Juju/MongoDB memory issue

alex · 17 January 2023 00:00

Hello, we have deployed single machine Juju controller (Ubuntu 20.04, Juju 2.9.37) with one model (other then controller and default) with 21 machines with 11 apps for about ~200 days. Actually, the Juju controller process take ~4.2GB and MongoDB process 1.9GB of memory in total. So our virtual machine dedicated to Juju controller with 8GB RAM is on the edge and for example backup action of the controller could not be completed due to lack of memory. Restart of uju controller machine did not help. If I’m right even adding additional nodes and switch to Juju HA controller configuration would not help with this issue.

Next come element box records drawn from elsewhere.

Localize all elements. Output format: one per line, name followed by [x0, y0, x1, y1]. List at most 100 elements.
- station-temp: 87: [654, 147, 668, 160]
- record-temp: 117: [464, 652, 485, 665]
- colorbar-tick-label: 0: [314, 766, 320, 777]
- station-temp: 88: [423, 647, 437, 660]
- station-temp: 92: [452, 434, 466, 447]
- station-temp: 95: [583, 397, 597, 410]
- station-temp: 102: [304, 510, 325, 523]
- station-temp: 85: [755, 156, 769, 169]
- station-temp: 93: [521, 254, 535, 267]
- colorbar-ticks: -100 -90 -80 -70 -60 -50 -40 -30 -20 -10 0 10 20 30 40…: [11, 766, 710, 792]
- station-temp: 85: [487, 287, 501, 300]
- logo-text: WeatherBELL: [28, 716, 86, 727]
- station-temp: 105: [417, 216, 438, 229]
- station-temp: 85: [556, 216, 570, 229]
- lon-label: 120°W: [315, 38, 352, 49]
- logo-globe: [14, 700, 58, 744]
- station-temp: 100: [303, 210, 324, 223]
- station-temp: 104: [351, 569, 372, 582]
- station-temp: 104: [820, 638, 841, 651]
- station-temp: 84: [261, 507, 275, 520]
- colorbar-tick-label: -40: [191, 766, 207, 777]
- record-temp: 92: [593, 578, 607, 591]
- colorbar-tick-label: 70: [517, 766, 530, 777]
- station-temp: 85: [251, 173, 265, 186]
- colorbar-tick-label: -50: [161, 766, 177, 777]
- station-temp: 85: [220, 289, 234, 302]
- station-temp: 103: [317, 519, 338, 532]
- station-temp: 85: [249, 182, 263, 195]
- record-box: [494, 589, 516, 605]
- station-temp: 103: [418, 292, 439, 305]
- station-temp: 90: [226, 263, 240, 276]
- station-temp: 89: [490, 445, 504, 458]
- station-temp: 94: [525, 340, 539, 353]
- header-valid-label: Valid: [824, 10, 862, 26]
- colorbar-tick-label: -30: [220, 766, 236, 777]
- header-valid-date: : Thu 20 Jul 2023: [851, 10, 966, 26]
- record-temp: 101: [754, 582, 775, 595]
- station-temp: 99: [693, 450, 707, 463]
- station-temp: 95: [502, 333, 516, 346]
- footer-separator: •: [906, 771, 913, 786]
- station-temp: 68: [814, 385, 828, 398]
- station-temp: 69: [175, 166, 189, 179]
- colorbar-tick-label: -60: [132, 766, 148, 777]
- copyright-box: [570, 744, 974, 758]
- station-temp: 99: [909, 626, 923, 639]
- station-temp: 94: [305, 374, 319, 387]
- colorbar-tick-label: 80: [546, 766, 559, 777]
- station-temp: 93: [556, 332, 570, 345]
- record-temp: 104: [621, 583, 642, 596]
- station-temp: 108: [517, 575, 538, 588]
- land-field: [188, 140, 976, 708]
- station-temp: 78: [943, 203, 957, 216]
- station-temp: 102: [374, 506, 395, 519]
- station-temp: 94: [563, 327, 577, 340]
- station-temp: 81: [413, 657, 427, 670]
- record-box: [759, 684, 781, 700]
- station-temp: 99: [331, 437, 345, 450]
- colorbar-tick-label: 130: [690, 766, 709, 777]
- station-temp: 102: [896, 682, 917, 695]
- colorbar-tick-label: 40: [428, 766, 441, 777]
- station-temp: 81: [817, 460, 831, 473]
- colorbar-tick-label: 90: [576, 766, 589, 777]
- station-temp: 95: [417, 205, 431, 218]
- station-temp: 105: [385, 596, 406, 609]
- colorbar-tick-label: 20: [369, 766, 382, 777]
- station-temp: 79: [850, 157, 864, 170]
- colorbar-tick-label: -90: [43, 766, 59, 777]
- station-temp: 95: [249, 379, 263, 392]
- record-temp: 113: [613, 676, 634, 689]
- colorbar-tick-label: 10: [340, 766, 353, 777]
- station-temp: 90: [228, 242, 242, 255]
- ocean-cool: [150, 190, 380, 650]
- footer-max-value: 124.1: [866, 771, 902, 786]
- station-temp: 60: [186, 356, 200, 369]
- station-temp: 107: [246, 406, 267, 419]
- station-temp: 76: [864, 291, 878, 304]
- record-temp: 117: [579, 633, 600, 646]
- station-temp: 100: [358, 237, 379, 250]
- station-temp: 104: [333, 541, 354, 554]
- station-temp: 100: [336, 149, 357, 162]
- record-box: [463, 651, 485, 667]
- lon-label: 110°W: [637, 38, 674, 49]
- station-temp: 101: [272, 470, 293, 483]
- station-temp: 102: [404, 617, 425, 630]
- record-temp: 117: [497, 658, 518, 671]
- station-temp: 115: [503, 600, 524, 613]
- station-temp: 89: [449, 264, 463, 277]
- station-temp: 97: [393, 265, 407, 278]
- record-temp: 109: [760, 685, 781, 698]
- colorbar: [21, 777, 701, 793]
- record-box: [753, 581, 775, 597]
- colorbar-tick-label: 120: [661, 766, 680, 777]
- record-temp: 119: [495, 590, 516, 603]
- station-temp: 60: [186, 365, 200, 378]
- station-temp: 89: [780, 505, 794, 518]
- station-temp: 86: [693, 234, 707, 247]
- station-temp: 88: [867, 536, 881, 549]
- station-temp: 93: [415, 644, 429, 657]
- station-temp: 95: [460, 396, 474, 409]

I would like to ask if there is any option to “clean up” or take some maintenance, to execute some kind of “garbage collection” and lower down the size of the MongoDB and/or Juju itself. We can add additional memory to the controller but I think that this is not the solution just workaround.

Just to compare the sizes we have also another singe node Juju controller on the same OS and in the same version with comparable size of the model but the age of the deployment is only ~40 days. The size of the Juju process on the controller is about ~420MB and MongoDB process size about 280MB of RAM.

Thank you

wallyworld · 18 January 2023 03:20

Is the memory in use growing over time? Those figures seem “reasonable”, but if you’ve been monitoring the usage and it’s increasing even with the deployed model(s) in steady state, then that’s something to investigate further. If there is memory growth, what we’d normally do is ssh to the controller (juju switch controller; juju ssh 0) and then capture a heap profile (juju_heap_profile) and goroutine dump (juju_goroutines) and do it again a few days or a week later (depending on rate of growth). Then the 2 sets can be compared.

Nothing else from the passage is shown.